I've been the one sober guy at a birthday party while everyone else was drunk (not a fun experience, I can tell you that) and while I personally don't drink (or smoke or do drugs or have casual sex or pretty much anything that can be labelled a vice) I don't look down on or feel superior to those who do, if you want to do it then fine, I never really felt any urge or desire to try it so my opinion on the matter can be summurised as 'don't really care'.
Yes, there are the obvious health issues, yes there are the potential dangers associated with any instances of being in an altered state of mind and yes it probably costs a metric fuck-tonne of money to buy more booze but if you're going to get specific and nit-picky about it then you can point out the flaws and problems with everyone's preferences and likes (for those of you who are health nuts and enjoy your exercise, no matter how healthy you are or how well you keep yourself in shape you will end up dead like the rest of us, thank you and goodnight).
As for people who proclaim the 'social benefits' of alchahol, please be quiet.
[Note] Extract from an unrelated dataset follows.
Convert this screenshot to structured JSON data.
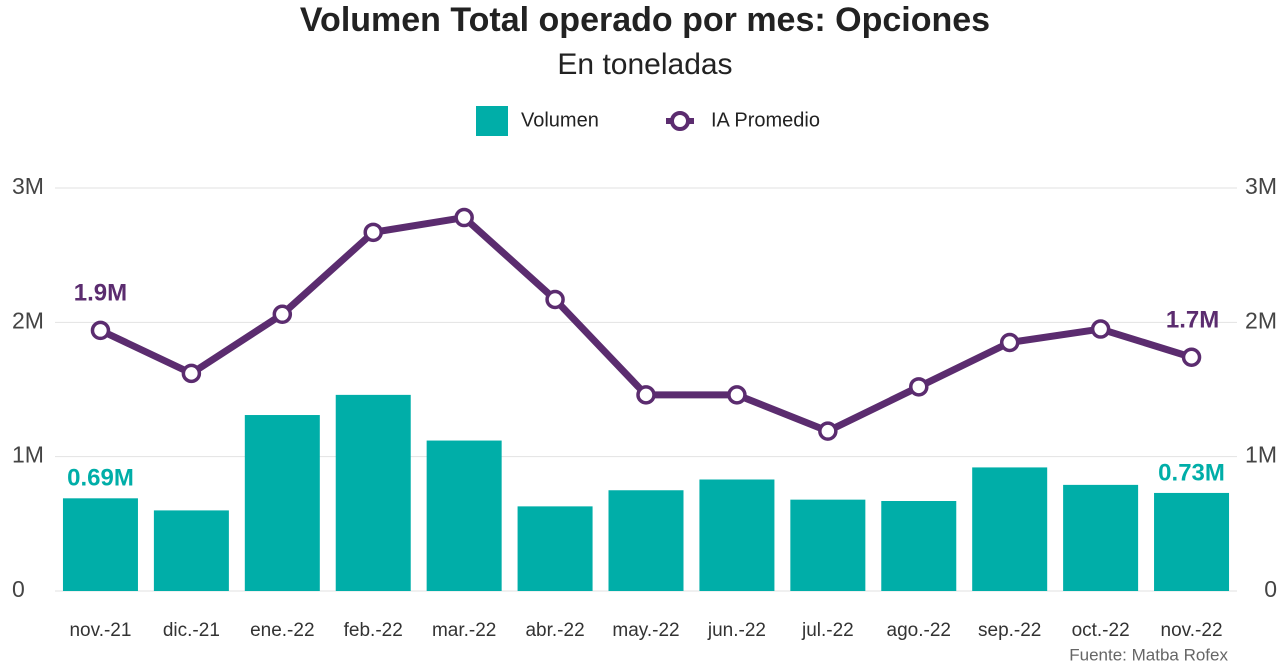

I know that being slightly tanked can make for some very memorable nights and a lot of fun with your friends but we all know that it's not because booze is some miracle wonder drug that suddenly makes you friendlier or more charismatic (again, I've been the sober guy at a drunken party, people who are tanked are funny more in the 'laughing at you' way than the 'laughing with you' one).
I know this is a bit of a cookie-cutter, goody two-shoes point to make but if you do need chemical assistance in order to be social and have a good time then it does sort of suggest that there is something wrong with you as a person.
I'm socially challanged and have a hard time talking to people (I used to be even worse though, even making eye-contact was difficult for me), the only reason I've gotten even slightly better at socialising is because I forced myself into social situations and made an active effort to be more social to compensate, so I'm not really sympathetic to people who claim that they need booze in order to be social and talk to people.
If you want to drink then fine, but only do it because you enjoy doing it, not because 'it's social'.